Pourquoi le croire, lui, alors que l’autre camp parle plutôt d’un « trouble narcissique » beaucoup moins sévère ? Parce que l’expert de la défense, le Dr Gilles Chamberland, est le meilleur, a soutenu en substance Me Gagnon. « Il fait partie d’une élite de psychiatres reconnus par ses pairs », a-t-il souligné en mentionnant son curriculum vitæ de 41 pages. « Il n’est pas reconnu qu’au Québec, pas qu’au Canada, il est reconnu internationalement. »

À l’inverse, Me Gagnon a mis en doute les méthodes et la rigueur des deux témoins experts du Directeur des poursuites criminelles et pénales, le neuropsychologue William Pothier et le psychiatre Sylvain Faucher.

Le Dr Pothier, a-t-il souligné, pensait à tort que l’accusé ne prenait pas de médicaments lorsqu’il l’a évalué, alors que, bien qu’il eût arrêté de les prendre, les comprimés pouvaient encore faire effet pendant des semaines. « Quelle valeur peut-on donner à ces résultats quand les prémisses sont fausses ? » a-t-il lancé.

Quant au Dr Faucher, son expertise est plutôt axée sur les problèmes de nature sexuelle, a-t-il dit, lui reprochant aussi à plusieurs reprises d’avoir des « biais » et des hésitations dans ses affirmations.

Enfin, Me Gagnon a invité le jury à ne pas céder à un « piège » de la partie adverse quant aux conclusions qu’on pourrait tirer du fait que Carl Girouard parlait déjà de tuer des gens à l’âge de 16 ans. « Non », on ne pouvait pas savoir à l’époque ce qui allait se passer à l’Halloween 2020, a-t-il fait valoir. « Tant et aussi longtemps que la décision n’a pas été prise de le faire, ce n’est pas une planification.
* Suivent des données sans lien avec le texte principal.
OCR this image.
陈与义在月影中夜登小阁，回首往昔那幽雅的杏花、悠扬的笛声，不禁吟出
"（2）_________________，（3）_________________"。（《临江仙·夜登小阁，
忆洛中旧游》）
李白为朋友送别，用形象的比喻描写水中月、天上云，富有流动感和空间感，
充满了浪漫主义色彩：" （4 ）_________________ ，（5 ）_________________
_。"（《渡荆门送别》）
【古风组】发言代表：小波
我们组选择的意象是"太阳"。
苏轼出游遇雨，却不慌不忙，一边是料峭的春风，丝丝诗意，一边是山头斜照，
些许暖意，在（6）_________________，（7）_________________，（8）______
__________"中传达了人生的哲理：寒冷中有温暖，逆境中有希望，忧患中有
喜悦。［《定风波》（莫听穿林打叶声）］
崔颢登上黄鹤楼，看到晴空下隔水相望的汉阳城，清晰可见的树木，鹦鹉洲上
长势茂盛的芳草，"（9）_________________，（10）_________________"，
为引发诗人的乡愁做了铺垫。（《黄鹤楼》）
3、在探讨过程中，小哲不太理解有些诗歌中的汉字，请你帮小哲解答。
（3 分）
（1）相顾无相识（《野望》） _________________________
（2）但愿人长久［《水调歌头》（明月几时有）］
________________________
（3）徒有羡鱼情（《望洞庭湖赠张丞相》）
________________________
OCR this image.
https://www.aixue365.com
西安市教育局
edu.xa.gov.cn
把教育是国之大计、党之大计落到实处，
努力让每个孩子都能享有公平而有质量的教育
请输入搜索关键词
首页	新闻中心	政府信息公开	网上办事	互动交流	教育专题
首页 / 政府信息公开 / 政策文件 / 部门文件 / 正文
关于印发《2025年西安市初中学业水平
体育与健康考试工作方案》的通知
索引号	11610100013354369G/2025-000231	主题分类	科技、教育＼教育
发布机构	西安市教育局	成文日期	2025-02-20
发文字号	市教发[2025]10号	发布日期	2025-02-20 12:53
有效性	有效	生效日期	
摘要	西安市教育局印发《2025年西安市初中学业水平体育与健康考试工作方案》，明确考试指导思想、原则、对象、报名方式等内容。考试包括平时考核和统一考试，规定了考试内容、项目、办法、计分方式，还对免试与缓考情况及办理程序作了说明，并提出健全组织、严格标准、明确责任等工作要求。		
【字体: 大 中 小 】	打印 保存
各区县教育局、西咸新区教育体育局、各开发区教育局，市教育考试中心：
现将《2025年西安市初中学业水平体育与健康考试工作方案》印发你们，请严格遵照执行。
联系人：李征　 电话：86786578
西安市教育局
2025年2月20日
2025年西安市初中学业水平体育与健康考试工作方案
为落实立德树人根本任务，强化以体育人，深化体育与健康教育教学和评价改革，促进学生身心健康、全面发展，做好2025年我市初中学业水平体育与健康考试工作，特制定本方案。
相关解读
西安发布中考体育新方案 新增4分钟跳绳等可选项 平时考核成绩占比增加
Il ne sait pas lui-même qu’il va le faire, il ne sait pas quand. C’est quand le délire a été assez fort, assez puissant, que se sont matérialisés les événements. Avant ça, ce n’était pas une planification. C’était un projet. […] La maladie commençait. »

Une schizophrénie vite disparue

 

En après-midi, le procureur de la Couronne a invité les jurés à faire preuve de « gros bon sens » en s’attardant notamment au comportement relativement normal de l’accusé après les faits. « Allez-vous croire que Carl Girouard, qui est obsédé par cette mission depuis six mois, va sortir de sa mission, sortir de sa psychose en un claquement de doigts et ne plus jamais en reparler, et ce, sans aucune médication ? » a lancé Me François Godin au jury.

Aux yeux de la poursuite, le tueur a simplement cessé d’en parler parce que « son fantasme » avait été réalisé, aussi décevant fut-il pour lui.

Pour établir si l’accusé peut être déclaré non coupable en raison de troubles mentaux, le jury doit conclure qu’il n’était pas conscient de ce qu’il faisait et incapable de distinguer le bien du mal. Or, l’homme de 26 ans ne répond même pas au premier critère, a plaidé Me Godin avant de souligner que la défense avait « le fardeau de la preuve » sur sa santé mentale.

Quant aux faiblesses des experts soulevées par Me Gagnon, la poursuite a répliqué que leurs hésitations témoignaient d’une certaine « prudence », que la psychiatrie n’était « pas une science exacte » et que les jurés devaient plutôt se méfier des énoncés trop catégoriques du Dr Chamberland.

La Cour supérieure doit reprendre ses travaux jeudi, moment qu’a choisi le juge Richard Grenier pour donner ses instructions aux membres du jury, exercice qui se poursuivra lundi matin. Le jury devra ensuite se réunir à huis clos jusqu’à l’obtention d’un verdict.

S’il est condamné, l’accusé s’expose à une peine de prison à perpétuité. À l’inverse, s’il est déclaré non criminellement responsable, il devra être évalué par une commission d’examen, qui établira s’il constitue ou non une menace pour la société. L’issue de cet examen déterminera s’il devra être hospitalisé ou pourra être libéré, et ce, sous quelles conditions.